馬は大丈夫か?
昨日に続いて、日付は12月8日だけど12月7日木曜の話。
で、この日も同じく船橋で、しかも水曜と全く同じ電車に乗って出掛ける。違うのは天候と観客数くらいか。この寒さでは仕方ないが、聞けば場内の入場者数はだいたい3800人だろうという。
ちなみに初日の月曜は3520人、火曜は3590人、水曜は交流重賞があったということもあり5230人だった。だから3800人というのは月曜や火曜よりは若干多い。とはいえ、少ないよねぇ。船橋競馬場は、外回りのサラリーマンがちょっと立ち寄ったりするには不向きな立地なので、仕方ないと言えば仕方ないか。
初日の月曜には、ついにSPATの売上げが本場の売上げを上回るという出来事が起きた。SPATが増えているのではなく、単に本場売上げが減っているのだという。船橋について言えば、新橋場外という大きな武器があるから、まだ問題は大きくなっていないようだが、ばんえいの一件でもクローズアップされたように、10年後になって「10年前から手を打っておけば…」なんてコトにならぬよう、体力に余裕のある今の内から、何らかの手を打っておきたい。
ちなみに、9Rに登場したタヤスルージュは、5番人気に推されたものの9着に敗れてしまった。やはり能検は能検、レースはレースなんですね。最後の直線では、完全に息が上がってしまっていたようなので、これは使われて変わってくると信じたい。
帰宅途中に自宅近くのリストランテに立ち寄る。例によって、店内にひとりも先客がいないことを確かめてから扉を開け、カウンターに座るなり新潟の地ビール『エチゴビール』を注文。最近、好んで飲んでいるんだけど、今日は残念ながらスタウトが品切れとのことでペール・エールにする。どちらも旨いのでさほどの問題ではない。

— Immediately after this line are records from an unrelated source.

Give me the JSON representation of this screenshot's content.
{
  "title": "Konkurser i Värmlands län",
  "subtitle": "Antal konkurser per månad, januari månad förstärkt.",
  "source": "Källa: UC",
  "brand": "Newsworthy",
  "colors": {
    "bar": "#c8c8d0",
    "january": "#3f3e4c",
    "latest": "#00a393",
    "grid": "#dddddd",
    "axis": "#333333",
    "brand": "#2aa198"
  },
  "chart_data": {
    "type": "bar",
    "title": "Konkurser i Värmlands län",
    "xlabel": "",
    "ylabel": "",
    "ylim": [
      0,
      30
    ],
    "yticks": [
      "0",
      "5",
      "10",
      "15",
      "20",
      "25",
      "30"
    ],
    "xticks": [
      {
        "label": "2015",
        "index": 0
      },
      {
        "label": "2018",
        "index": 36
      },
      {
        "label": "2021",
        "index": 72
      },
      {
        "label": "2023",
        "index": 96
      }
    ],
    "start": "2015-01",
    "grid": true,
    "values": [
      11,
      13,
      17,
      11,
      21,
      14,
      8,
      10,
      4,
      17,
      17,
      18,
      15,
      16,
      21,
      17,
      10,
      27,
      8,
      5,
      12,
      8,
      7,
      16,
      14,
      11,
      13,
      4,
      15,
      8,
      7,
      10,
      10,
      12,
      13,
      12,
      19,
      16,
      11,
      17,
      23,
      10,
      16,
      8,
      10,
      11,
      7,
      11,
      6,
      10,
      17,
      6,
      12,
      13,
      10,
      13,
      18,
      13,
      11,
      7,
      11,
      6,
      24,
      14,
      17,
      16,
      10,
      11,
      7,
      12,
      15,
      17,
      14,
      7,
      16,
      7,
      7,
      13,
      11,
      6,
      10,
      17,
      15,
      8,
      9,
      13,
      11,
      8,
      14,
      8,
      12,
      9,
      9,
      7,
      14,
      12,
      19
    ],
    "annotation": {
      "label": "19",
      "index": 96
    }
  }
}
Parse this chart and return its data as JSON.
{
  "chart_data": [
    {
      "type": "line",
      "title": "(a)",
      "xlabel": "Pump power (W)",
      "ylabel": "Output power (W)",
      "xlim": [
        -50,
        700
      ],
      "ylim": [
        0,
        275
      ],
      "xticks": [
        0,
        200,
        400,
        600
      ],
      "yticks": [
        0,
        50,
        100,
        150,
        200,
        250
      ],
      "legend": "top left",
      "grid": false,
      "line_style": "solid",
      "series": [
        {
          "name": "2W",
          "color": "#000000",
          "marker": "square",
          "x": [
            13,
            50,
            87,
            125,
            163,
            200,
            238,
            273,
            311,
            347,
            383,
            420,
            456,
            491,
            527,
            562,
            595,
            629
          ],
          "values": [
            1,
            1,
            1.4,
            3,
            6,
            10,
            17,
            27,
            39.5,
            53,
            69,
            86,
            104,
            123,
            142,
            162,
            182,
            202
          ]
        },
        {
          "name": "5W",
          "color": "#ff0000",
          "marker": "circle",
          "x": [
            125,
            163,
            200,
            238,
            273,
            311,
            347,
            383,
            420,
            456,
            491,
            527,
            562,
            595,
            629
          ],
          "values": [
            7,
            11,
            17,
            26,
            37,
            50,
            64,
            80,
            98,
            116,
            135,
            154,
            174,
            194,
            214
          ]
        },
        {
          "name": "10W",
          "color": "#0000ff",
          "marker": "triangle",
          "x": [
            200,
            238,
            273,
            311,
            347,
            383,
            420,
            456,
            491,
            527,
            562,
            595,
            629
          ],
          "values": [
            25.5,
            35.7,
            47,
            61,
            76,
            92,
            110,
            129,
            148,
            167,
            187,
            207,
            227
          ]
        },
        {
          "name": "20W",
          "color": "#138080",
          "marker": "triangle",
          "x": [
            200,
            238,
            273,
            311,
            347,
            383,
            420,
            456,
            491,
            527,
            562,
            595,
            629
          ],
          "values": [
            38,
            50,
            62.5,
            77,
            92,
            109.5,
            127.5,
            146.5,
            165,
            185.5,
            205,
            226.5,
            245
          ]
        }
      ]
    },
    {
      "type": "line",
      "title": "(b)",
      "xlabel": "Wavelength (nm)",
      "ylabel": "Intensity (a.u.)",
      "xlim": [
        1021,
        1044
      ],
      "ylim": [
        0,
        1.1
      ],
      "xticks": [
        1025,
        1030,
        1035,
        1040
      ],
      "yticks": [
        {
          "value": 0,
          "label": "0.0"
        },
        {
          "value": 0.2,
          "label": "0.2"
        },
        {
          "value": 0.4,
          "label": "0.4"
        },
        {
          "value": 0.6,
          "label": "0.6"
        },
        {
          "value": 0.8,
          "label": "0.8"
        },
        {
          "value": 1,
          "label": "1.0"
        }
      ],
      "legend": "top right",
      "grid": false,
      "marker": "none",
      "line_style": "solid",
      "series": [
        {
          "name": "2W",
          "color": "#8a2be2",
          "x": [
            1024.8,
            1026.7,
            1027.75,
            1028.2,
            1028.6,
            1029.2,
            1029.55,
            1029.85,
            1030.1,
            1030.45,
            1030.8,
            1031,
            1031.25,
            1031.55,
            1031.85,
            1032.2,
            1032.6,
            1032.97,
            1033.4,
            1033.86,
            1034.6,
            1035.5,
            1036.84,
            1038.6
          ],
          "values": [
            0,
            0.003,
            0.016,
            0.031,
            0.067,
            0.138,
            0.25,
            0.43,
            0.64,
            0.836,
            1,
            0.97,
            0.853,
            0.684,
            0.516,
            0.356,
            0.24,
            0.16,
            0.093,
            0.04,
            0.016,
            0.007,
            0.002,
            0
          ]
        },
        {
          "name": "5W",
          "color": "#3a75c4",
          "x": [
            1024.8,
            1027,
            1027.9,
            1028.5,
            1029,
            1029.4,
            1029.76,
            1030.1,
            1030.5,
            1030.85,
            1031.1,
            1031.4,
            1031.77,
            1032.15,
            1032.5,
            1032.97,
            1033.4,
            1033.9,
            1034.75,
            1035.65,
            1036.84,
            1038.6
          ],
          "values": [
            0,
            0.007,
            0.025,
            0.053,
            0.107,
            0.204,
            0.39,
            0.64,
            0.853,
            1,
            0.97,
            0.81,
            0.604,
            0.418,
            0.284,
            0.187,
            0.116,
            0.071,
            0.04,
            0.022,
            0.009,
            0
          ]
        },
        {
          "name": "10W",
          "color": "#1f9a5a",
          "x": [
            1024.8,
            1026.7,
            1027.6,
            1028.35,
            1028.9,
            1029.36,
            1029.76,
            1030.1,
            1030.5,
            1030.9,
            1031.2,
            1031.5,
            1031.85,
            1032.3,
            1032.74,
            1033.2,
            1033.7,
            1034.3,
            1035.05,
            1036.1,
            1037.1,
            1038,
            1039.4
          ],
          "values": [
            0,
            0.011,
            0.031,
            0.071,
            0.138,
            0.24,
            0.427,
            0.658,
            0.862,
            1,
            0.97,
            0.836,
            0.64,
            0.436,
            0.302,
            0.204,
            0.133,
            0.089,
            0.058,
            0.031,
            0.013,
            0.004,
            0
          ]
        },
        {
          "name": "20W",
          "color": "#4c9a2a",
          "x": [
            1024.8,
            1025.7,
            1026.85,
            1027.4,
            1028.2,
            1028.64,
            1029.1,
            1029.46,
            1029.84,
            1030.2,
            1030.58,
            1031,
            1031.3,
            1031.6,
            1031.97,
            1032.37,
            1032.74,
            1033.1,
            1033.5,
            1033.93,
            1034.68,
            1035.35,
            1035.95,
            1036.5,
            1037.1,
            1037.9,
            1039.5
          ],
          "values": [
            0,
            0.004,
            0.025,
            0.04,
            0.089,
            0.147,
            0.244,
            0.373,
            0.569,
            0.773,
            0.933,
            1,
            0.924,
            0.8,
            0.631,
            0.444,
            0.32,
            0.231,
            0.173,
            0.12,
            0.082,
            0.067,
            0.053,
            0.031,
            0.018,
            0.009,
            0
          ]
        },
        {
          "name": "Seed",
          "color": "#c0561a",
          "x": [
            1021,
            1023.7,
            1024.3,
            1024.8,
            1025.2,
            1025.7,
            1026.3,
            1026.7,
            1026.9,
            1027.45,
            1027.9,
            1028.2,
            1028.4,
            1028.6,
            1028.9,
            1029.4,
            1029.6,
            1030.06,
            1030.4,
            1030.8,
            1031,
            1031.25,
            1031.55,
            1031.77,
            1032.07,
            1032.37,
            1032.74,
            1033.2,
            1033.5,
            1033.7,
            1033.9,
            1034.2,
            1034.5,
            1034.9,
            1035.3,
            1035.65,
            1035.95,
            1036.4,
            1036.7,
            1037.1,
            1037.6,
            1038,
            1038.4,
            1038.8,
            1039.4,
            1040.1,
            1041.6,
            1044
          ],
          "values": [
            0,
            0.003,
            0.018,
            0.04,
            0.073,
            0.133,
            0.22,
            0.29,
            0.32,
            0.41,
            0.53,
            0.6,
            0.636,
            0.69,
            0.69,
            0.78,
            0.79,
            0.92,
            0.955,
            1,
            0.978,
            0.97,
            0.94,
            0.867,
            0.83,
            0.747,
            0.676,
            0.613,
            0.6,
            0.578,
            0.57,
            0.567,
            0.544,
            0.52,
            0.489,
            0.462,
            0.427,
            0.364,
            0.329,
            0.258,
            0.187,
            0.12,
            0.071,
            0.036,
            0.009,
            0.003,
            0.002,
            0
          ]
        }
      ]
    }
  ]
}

牡蠣のオーブン焼き、イナダのカルパッチョ、トリッパの煮込み、パルマの生ハムなんかをつまみつつビールを飲んでいると、店の主人が「有馬記念のディープインパクトは大丈夫なんでしょうか?」と話しかけてきた。
凱旋門賞で「140%」にまで仕上げられた身体が、JCでは武豊騎手自らが最終追い切りに跨って「隙のない」ところまで仕上げられて、果たして馬は大丈夫か?というのである。心配なのは勝ち負けではなく馬自身なのだ。
「ファンの投票で出走馬を決めるレースというのは、考えようによっては残酷」と彼は言う。なにせシーズン末期である。歴戦の過程で、ごくごく微妙な不安を抱えている馬もいるだろう。馬は走りたくないと言っているかもしれない。それでも、ファンは「投票」という行為を通じて、馬たちをゲートに押し込んでしまう。実際には、有馬記念も宝塚記念も近年ではフルゲートに到達することが少なく、ファン投票は事実上セレモニーに過ぎないが、それでも「走らせる馬を選ぶ」という行為を行っていることに変わりはない。
サクラスターオーやライスシャワーの事故に際し、ファンが涙を流す映像を見た彼は、「なんて自分勝手なんだ!」と強く思った。彼ら(馬)を走らせようしたのは、その馬に投票したファンではないか。「だから泣く資格などない」と彼は言う。なかなか含蓄のある言葉である。
店が混む前に、前菜とビール2本だけで帰宅。
ひと息ついてネットをチェックすると、ヒシアトラス死亡のニュースが飛び込んできた。「血管肉腫」だという。犬には良く見られる癌だが、馬、とりわけ競走馬での発症は珍しい。JRAの診療施設でも過去に症例がないとのこと。なんとも気の毒でならない。
管理する中野隆調教師が、ヒシアトラスが原因不明の病で重体であることを報道陣に開かしたのは11月23日のこと。10月9日の南部杯で2着した直後から喉がむくみ始め、瞬く間に四肢にまで広がったというから、おそらく咽頭部に発生した腫瘍から、血管を通じて体内に転移してしまったのだろう。
それにしても、今回の悲劇がまたも中野隆調教師を襲ったことに、私などはやるせなさを感じずにはいられない。ホクトベガの悲劇からもうすぐ10年になる。